Return the url and etag (which may be None) stored for filename. Raise FileNotFoundError if filename or its stored metadata do not exist.

cached_path#

def cached_path(
    url_or_filename: Union[str, Path],
    cache_dir: str = None
) -> str

Given something that might be a URL (or might be a local path), determine which. If it's a URL, download the file and cache it, and return the path to the cached file. If it's already a local path, make sure the file exists and then return the path.

is_url_or_existing_file#

def is_url_or_existing_file(
    url_or_filename: Union[str, Path, None]
) -> bool

Given something that might be a URL (or might be a local path), determine check if it's url or an existing file path.

CacheFile Objects#

class CacheFile():
 | def __init__(
 |     self,
 |     cache_filename: Union[Path, str],
 |     mode="w+b"
 | ) -> None

This is a context manager that makes robust caching easier.

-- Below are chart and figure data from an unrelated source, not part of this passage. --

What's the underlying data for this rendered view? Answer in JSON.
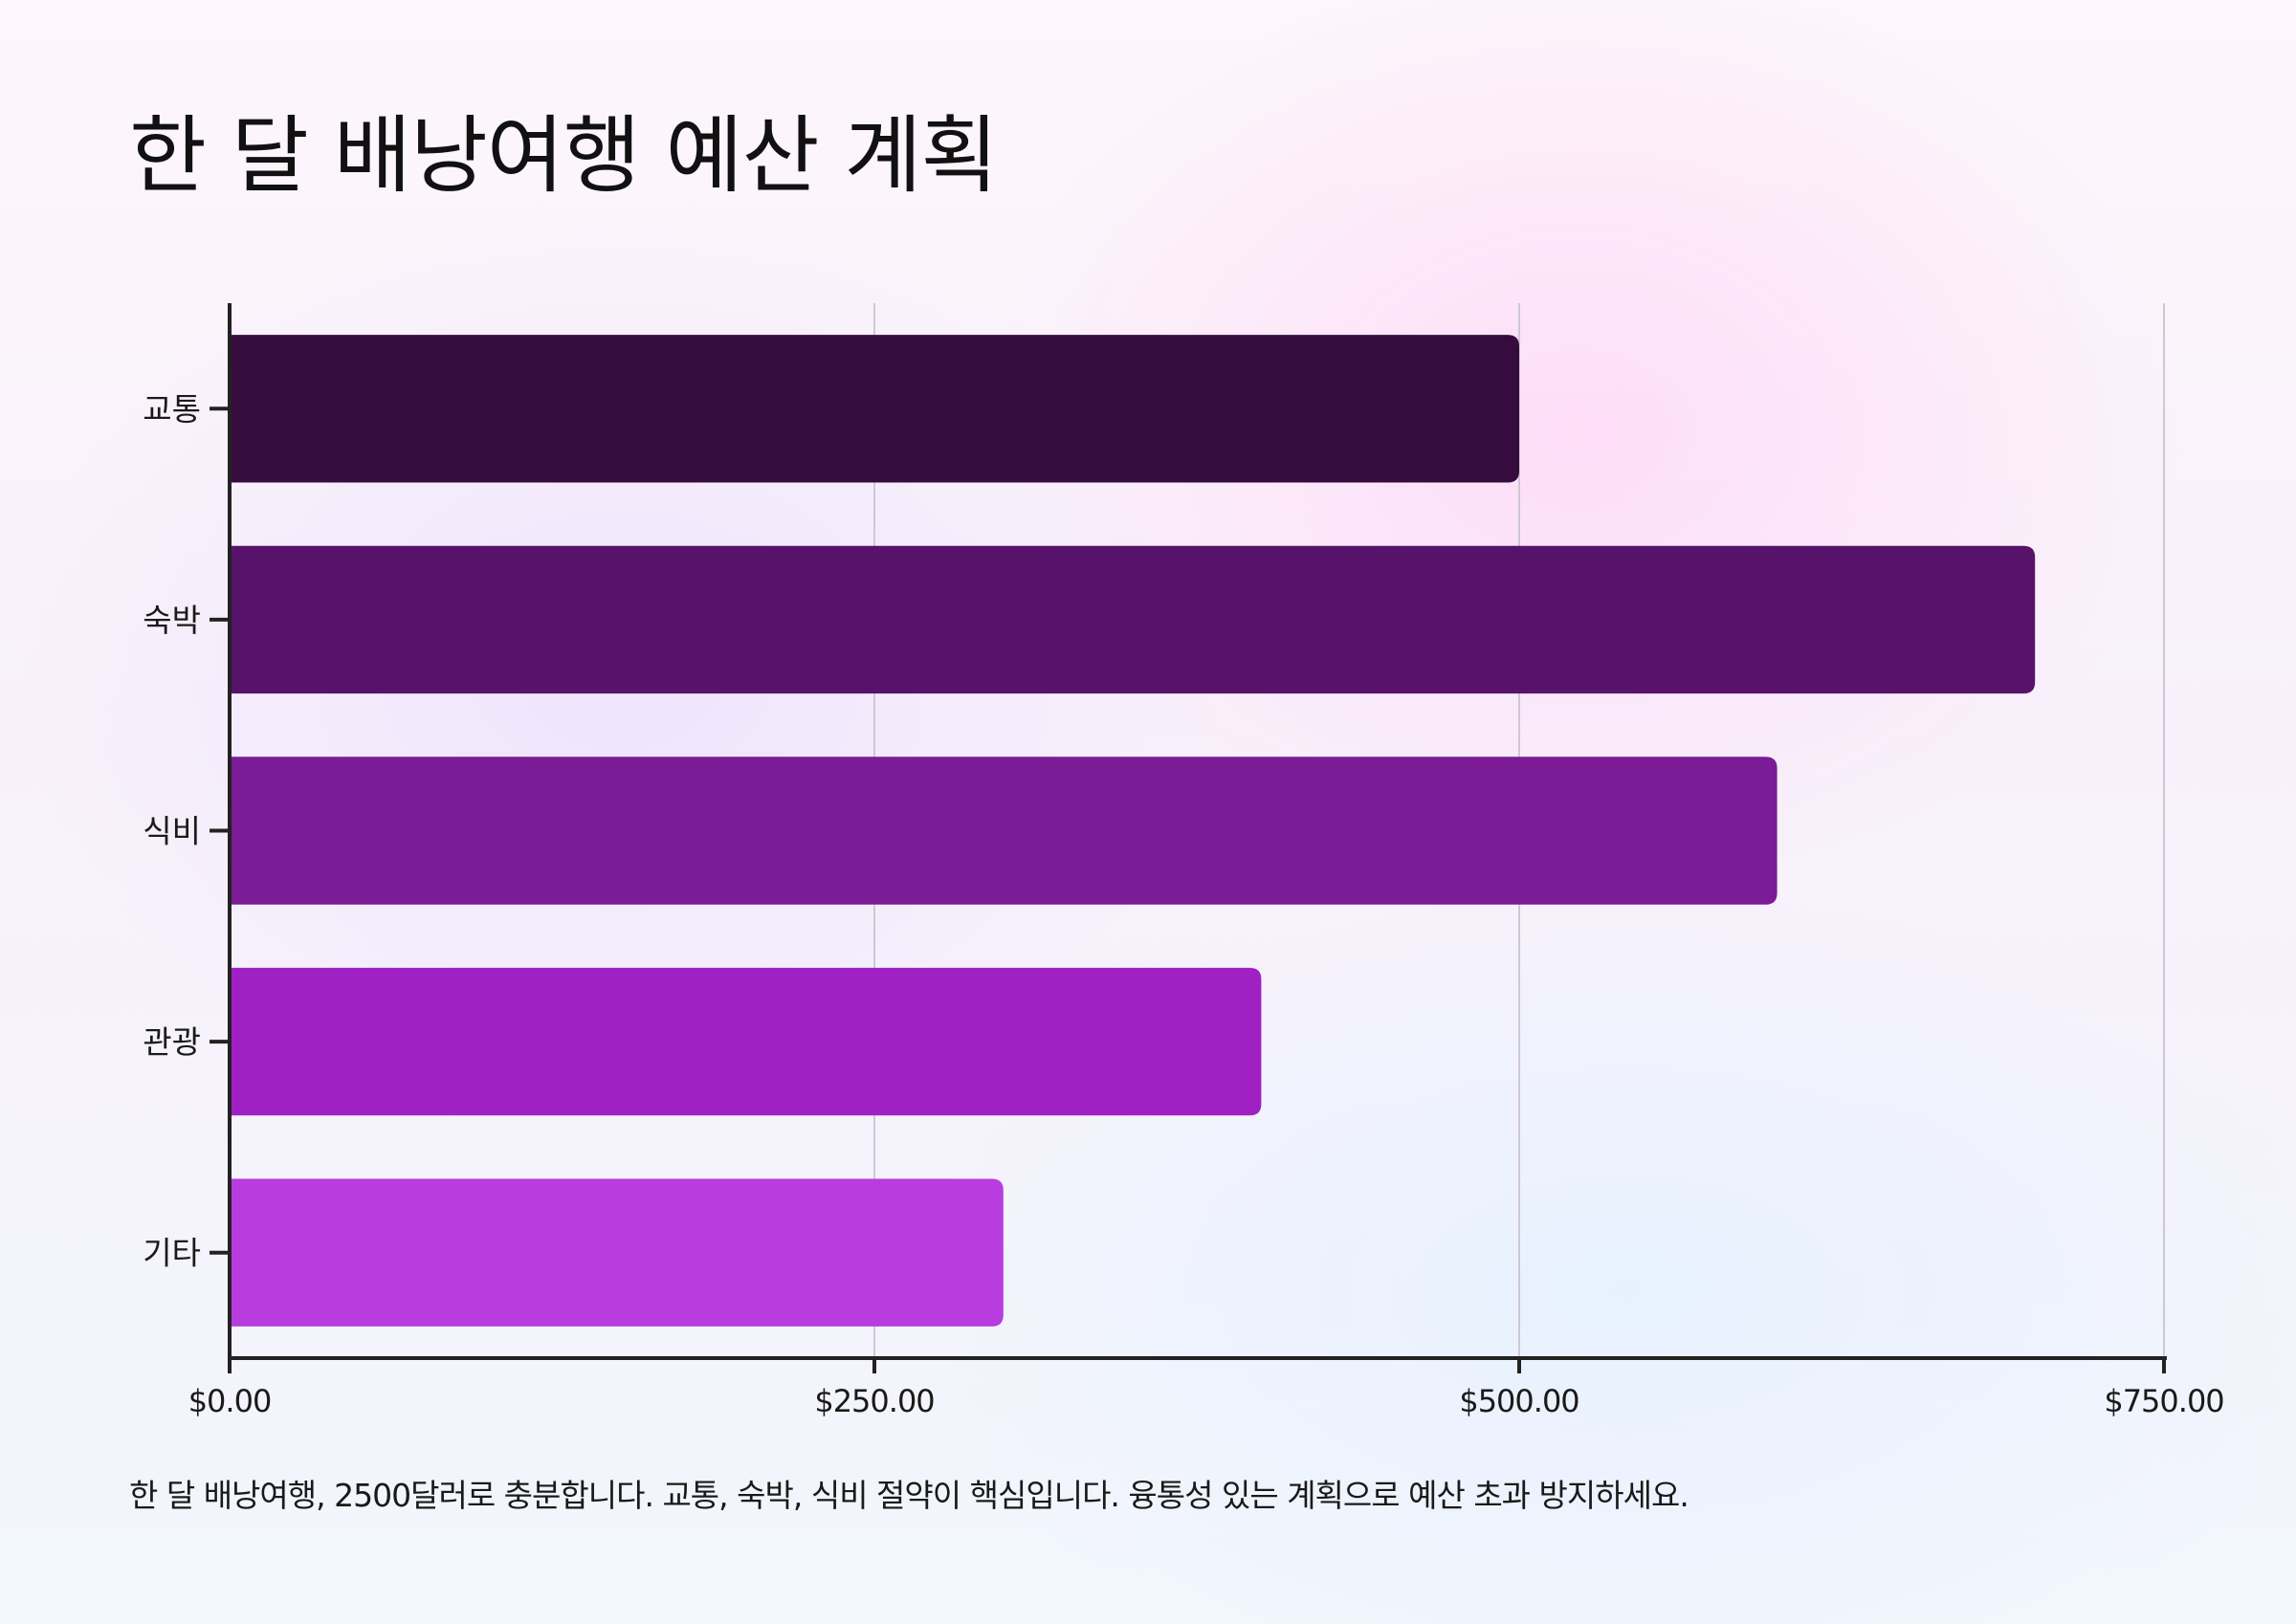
{
  "title": "한 달 배낭여행 예산 계획",
  "footnote": "한 달 배낭여행, 2500달러로 충분합니다. 교통, 숙박, 식비 절약이 핵심입니다. 융통성 있는 계획으로 예산 초과 방지하세요.",
  "chart_data": {
    "type": "bar",
    "orientation": "horizontal",
    "title": "한 달 배낭여행 예산 계획",
    "xlabel": "",
    "ylabel": "",
    "categories": [
      "교통",
      "숙박",
      "식비",
      "관광",
      "기타"
    ],
    "values": [
      500,
      700,
      600,
      400,
      300
    ],
    "colors": [
      "#360c3f",
      "#561369",
      "#7b1b96",
      "#a021c3",
      "#b83cde"
    ],
    "xlim": [
      0,
      750
    ],
    "xticks": [
      0,
      250,
      500,
      750
    ],
    "xtick_labels": [
      "$0.00",
      "$250.00",
      "$500.00",
      "$750.00"
    ],
    "grid": "vertical",
    "legend": "none"
  }
}
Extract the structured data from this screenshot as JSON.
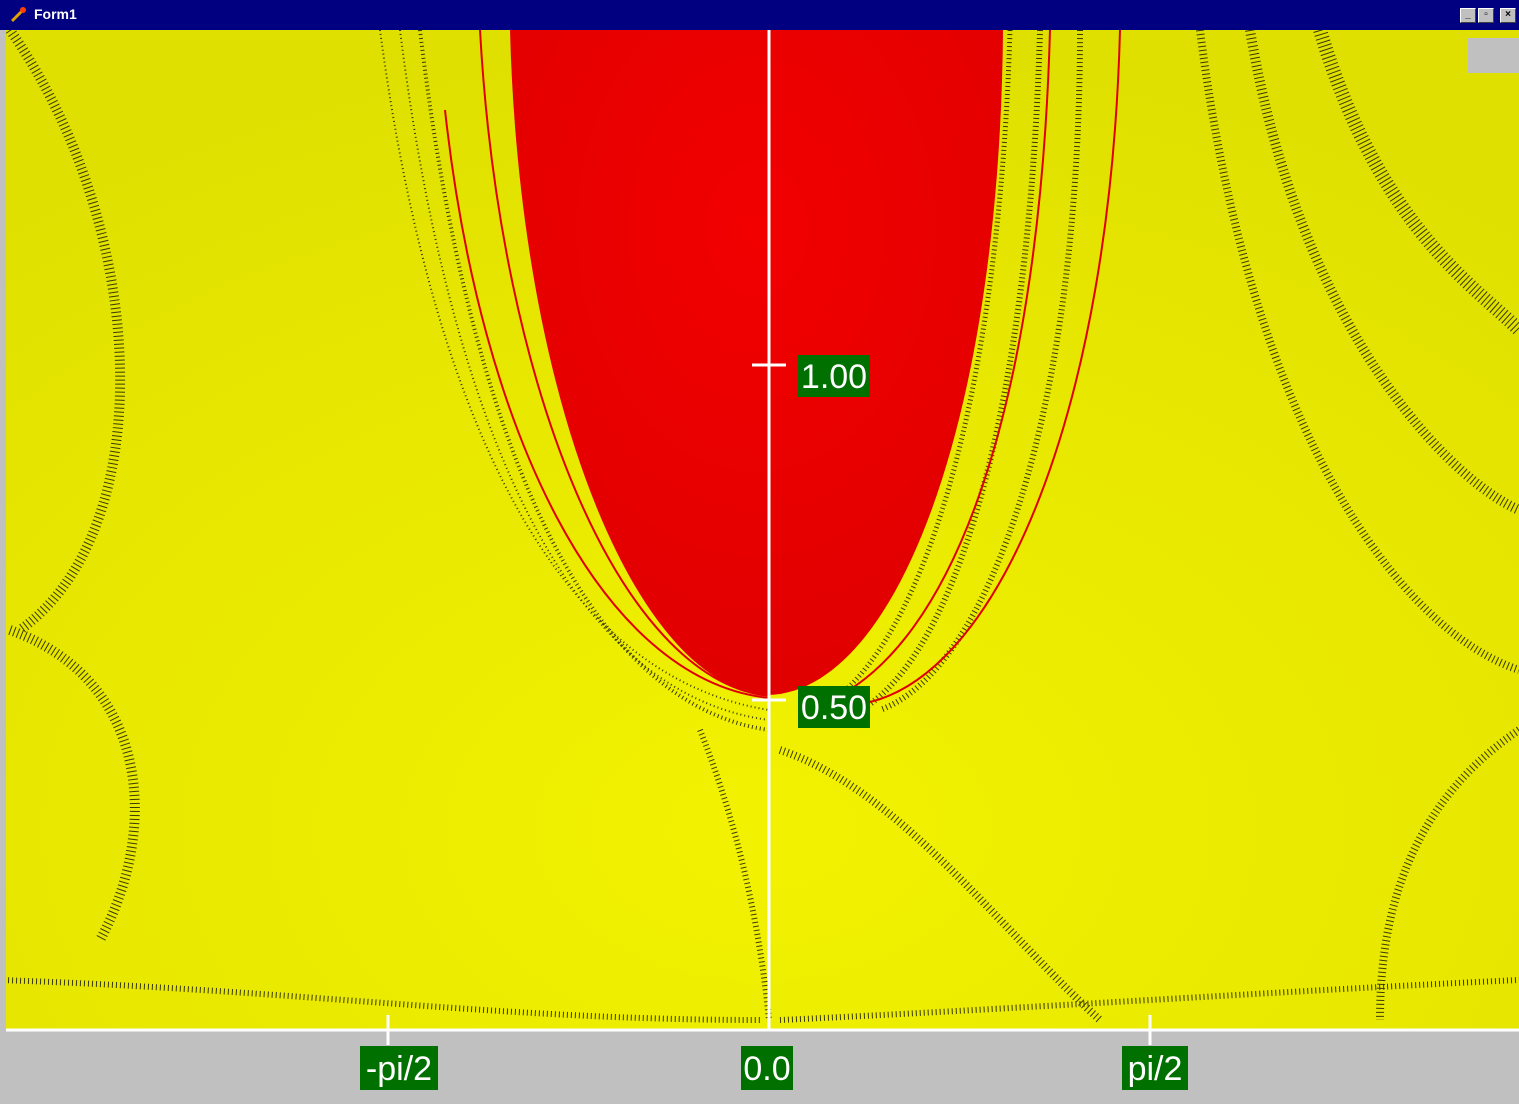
{
  "window": {
    "title": "Form1"
  },
  "plot": {
    "y_labels": [
      "1.00",
      "0.50"
    ],
    "x_labels": [
      "-pi/2",
      "0.0",
      "pi/2"
    ]
  }
}
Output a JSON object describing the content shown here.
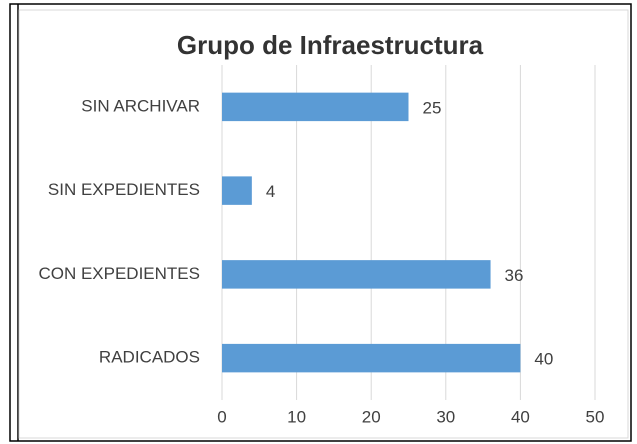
{
  "chart_data": {
    "type": "bar",
    "orientation": "horizontal",
    "title": "Grupo de Infraestructura",
    "categories": [
      "SIN ARCHIVAR",
      "SIN EXPEDIENTES",
      "CON EXPEDIENTES",
      "RADICADOS"
    ],
    "values": [
      25,
      4,
      36,
      40
    ],
    "color": "#5b9bd5",
    "xlim": [
      0,
      50
    ],
    "xticks": [
      0,
      10,
      20,
      30,
      40,
      50
    ],
    "grid": true
  }
}
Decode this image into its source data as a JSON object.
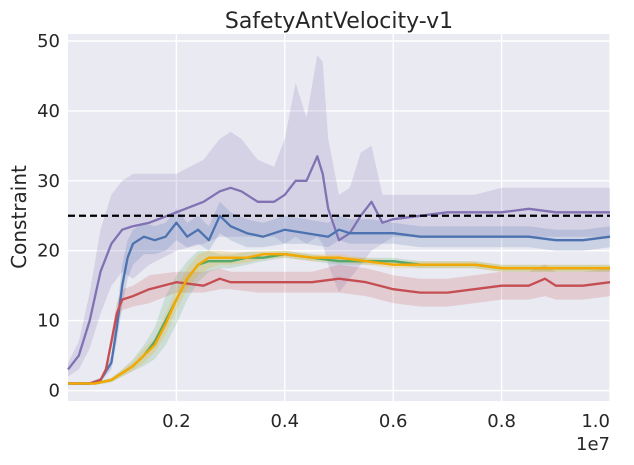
{
  "chart_data": {
    "type": "line",
    "title": "SafetyAntVelocity-v1",
    "xlabel": "",
    "ylabel": "Constraint",
    "x_multiplier_label": "1e7",
    "xlim": [
      0.0,
      1.0
    ],
    "ylim": [
      -1.5,
      51
    ],
    "xticks": [
      0.2,
      0.4,
      0.6,
      0.8,
      1.0
    ],
    "xtick_labels": [
      "0.2",
      "0.4",
      "0.6",
      "0.8",
      "1.0"
    ],
    "yticks": [
      0,
      10,
      20,
      30,
      40,
      50
    ],
    "ytick_labels": [
      "0",
      "10",
      "20",
      "30",
      "40",
      "50"
    ],
    "grid": true,
    "threshold": {
      "value": 25,
      "style": "dashed",
      "color": "#000000"
    },
    "colors": {
      "background": "#EAEAF2",
      "grid": "#FFFFFF"
    },
    "series": [
      {
        "name": "purple",
        "color": "#8172B3",
        "x": [
          0.0,
          0.02,
          0.04,
          0.06,
          0.08,
          0.1,
          0.12,
          0.15,
          0.2,
          0.25,
          0.28,
          0.3,
          0.32,
          0.35,
          0.38,
          0.4,
          0.42,
          0.44,
          0.46,
          0.47,
          0.48,
          0.5,
          0.52,
          0.54,
          0.56,
          0.58,
          0.6,
          0.65,
          0.7,
          0.75,
          0.8,
          0.85,
          0.9,
          0.95,
          1.0
        ],
        "values": [
          3,
          5,
          10,
          17,
          21,
          23,
          23.5,
          24,
          25.5,
          27,
          28.5,
          29,
          28.5,
          27,
          27,
          28,
          30,
          30,
          33.5,
          31,
          26,
          21.5,
          22.5,
          25,
          27,
          24,
          24.5,
          25,
          25.5,
          25.5,
          25.5,
          26,
          25.5,
          25.5,
          25.5
        ],
        "lower": [
          2,
          3,
          6,
          11,
          15,
          17,
          16,
          18,
          20,
          21,
          22,
          22,
          22,
          22,
          22,
          21,
          22,
          21,
          22,
          21,
          18,
          14,
          16,
          18,
          20,
          21,
          22,
          22,
          22,
          22,
          22,
          22,
          22,
          22,
          22
        ],
        "upper": [
          4,
          7,
          14,
          23,
          28,
          30,
          31,
          31,
          31,
          33,
          36,
          37,
          36,
          33,
          32,
          36,
          44,
          39,
          48,
          47,
          36,
          28,
          29,
          34,
          35,
          28,
          28,
          28,
          28,
          28,
          29,
          29,
          29,
          29,
          29
        ]
      },
      {
        "name": "blue",
        "color": "#4C72B0",
        "x": [
          0.0,
          0.04,
          0.06,
          0.08,
          0.09,
          0.1,
          0.11,
          0.12,
          0.14,
          0.16,
          0.18,
          0.2,
          0.22,
          0.24,
          0.26,
          0.28,
          0.3,
          0.33,
          0.36,
          0.4,
          0.44,
          0.48,
          0.5,
          0.52,
          0.56,
          0.6,
          0.65,
          0.7,
          0.75,
          0.8,
          0.85,
          0.9,
          0.95,
          1.0
        ],
        "values": [
          1,
          1,
          1.5,
          4,
          9,
          15,
          19,
          21,
          22,
          21.5,
          22,
          24,
          22,
          23,
          21.5,
          25,
          23.5,
          22.5,
          22,
          23,
          22.5,
          22,
          23,
          22.5,
          22.5,
          22.5,
          22,
          22,
          22,
          22,
          22,
          21.5,
          21.5,
          22
        ],
        "lower": [
          0.8,
          0.8,
          1.2,
          3,
          7,
          12,
          16,
          18,
          19.5,
          19.5,
          20,
          21.5,
          20.5,
          21,
          20,
          22.5,
          21.5,
          20.5,
          20.5,
          21,
          21,
          20.5,
          21.5,
          21,
          21,
          21,
          20.5,
          20.5,
          20.5,
          20.5,
          20.5,
          20,
          20,
          20.5
        ],
        "upper": [
          1.2,
          1.2,
          1.8,
          5,
          11,
          18,
          21.5,
          23,
          24,
          23.5,
          24,
          26,
          24,
          25,
          23.5,
          27,
          25.5,
          24.5,
          24,
          25,
          24.5,
          24,
          25,
          24.5,
          24.5,
          24,
          23.5,
          23.5,
          23.5,
          23.5,
          23.5,
          23,
          23,
          23.5
        ]
      },
      {
        "name": "red",
        "color": "#C44E52",
        "x": [
          0.0,
          0.04,
          0.06,
          0.07,
          0.08,
          0.09,
          0.1,
          0.12,
          0.15,
          0.2,
          0.25,
          0.28,
          0.3,
          0.35,
          0.4,
          0.45,
          0.5,
          0.55,
          0.6,
          0.65,
          0.7,
          0.75,
          0.8,
          0.85,
          0.88,
          0.9,
          0.95,
          1.0
        ],
        "values": [
          1,
          1,
          1.5,
          3,
          7,
          11,
          13,
          13.5,
          14.5,
          15.5,
          15,
          16,
          15.5,
          15.5,
          15.5,
          15.5,
          16,
          15.5,
          14.5,
          14,
          14,
          14.5,
          15,
          15,
          16,
          15,
          15,
          15.5
        ],
        "lower": [
          0.8,
          0.8,
          1.2,
          2.4,
          6,
          9.5,
          11.5,
          12,
          12.5,
          14,
          14,
          14.5,
          14.5,
          14,
          14,
          14,
          14,
          13.5,
          12.5,
          12,
          12,
          12.5,
          13,
          13,
          13.5,
          13,
          13,
          13.5
        ],
        "upper": [
          1.2,
          1.2,
          1.8,
          3.6,
          8,
          12.5,
          14.5,
          15,
          16.5,
          17,
          17,
          17.5,
          17,
          17,
          17,
          17,
          18,
          17.5,
          16.5,
          16,
          16,
          16.5,
          17,
          17,
          18,
          17,
          17,
          17.5
        ]
      },
      {
        "name": "green",
        "color": "#55A868",
        "x": [
          0.0,
          0.05,
          0.08,
          0.1,
          0.12,
          0.14,
          0.16,
          0.18,
          0.2,
          0.22,
          0.24,
          0.26,
          0.28,
          0.3,
          0.33,
          0.36,
          0.4,
          0.45,
          0.5,
          0.55,
          0.6,
          0.65,
          0.7,
          0.75,
          0.8,
          0.85,
          0.9,
          0.95,
          1.0
        ],
        "values": [
          1,
          1,
          1.5,
          2.5,
          3.5,
          5,
          7,
          10,
          13,
          16,
          18,
          18.5,
          18.5,
          18.5,
          19,
          19,
          19.5,
          19,
          18.5,
          18.5,
          18.5,
          18,
          18,
          18,
          17.5,
          17.5,
          17.5,
          17.5,
          17.5
        ],
        "lower": [
          0.8,
          0.8,
          1.2,
          2,
          2.8,
          3.5,
          4.5,
          6.5,
          9.5,
          13,
          15.5,
          17,
          17.5,
          17.5,
          18,
          18.5,
          19,
          18.5,
          18,
          18,
          18,
          17.5,
          17.5,
          17.5,
          17,
          17,
          17,
          17,
          17
        ],
        "upper": [
          1.2,
          1.2,
          1.8,
          3,
          4.5,
          6.5,
          9,
          13.5,
          16.5,
          18.5,
          20,
          20,
          19.5,
          19.5,
          19.8,
          19.8,
          20,
          19.5,
          19,
          19,
          19,
          18.5,
          18.5,
          18.5,
          18,
          18,
          18,
          18,
          18
        ]
      },
      {
        "name": "orange",
        "color": "#F5A800",
        "x": [
          0.0,
          0.05,
          0.08,
          0.1,
          0.12,
          0.14,
          0.16,
          0.18,
          0.2,
          0.22,
          0.24,
          0.26,
          0.28,
          0.3,
          0.33,
          0.36,
          0.4,
          0.45,
          0.5,
          0.55,
          0.6,
          0.65,
          0.7,
          0.75,
          0.8,
          0.85,
          0.9,
          0.95,
          1.0
        ],
        "values": [
          1,
          1,
          1.5,
          2.5,
          3.5,
          5,
          6.5,
          9.5,
          13,
          16,
          18,
          19,
          19,
          19,
          19,
          19.5,
          19.5,
          19,
          19,
          18.5,
          18,
          18,
          18,
          18,
          17.5,
          17.5,
          17.5,
          17.5,
          17.5
        ],
        "lower": [
          0.8,
          0.8,
          1.2,
          2,
          2.8,
          4,
          5.5,
          8,
          11.5,
          14.5,
          16.5,
          17.5,
          18,
          18,
          18.3,
          18.8,
          19,
          18.5,
          18.5,
          18,
          17.5,
          17.5,
          17.5,
          17.5,
          17,
          17,
          17,
          17,
          17
        ],
        "upper": [
          1.2,
          1.2,
          1.8,
          3,
          4.2,
          6,
          7.5,
          11,
          14.5,
          17.5,
          19.5,
          20,
          20,
          19.8,
          19.8,
          20,
          20,
          19.5,
          19.5,
          19,
          18.5,
          18.5,
          18.5,
          18.5,
          18,
          18,
          18,
          18,
          18
        ]
      }
    ]
  }
}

On __enter__, an IO handle to a temporarily file is returned, which can be treated as if it's the actual cache file.

On __exit__, the temporarily file is renamed to the cache file. If anything goes wrong while writing to the temporary file, it will be removed.

get_from_cache#

def get_from_cache(url: str, cache_dir: str = None) -> str

Given a URL, look for the corresponding dataset in the local cache. If it's not there, download it. Then return the path to the cached file.

read_set_from_file#

def read_set_from_file(filename: str) -> Set[str]

Extract a de-duped collection (set) of text from a file. Expected file format is one item per line.

get_file_extension#

def get_file_extension(path: str, dot=True, lower: bool = True)

open_compressed#

def open_compressed(
    filename: Union[str, Path],
    mode: str = "rt",
    encoding: Optional[str] = "UTF-8",
    **kwargs
)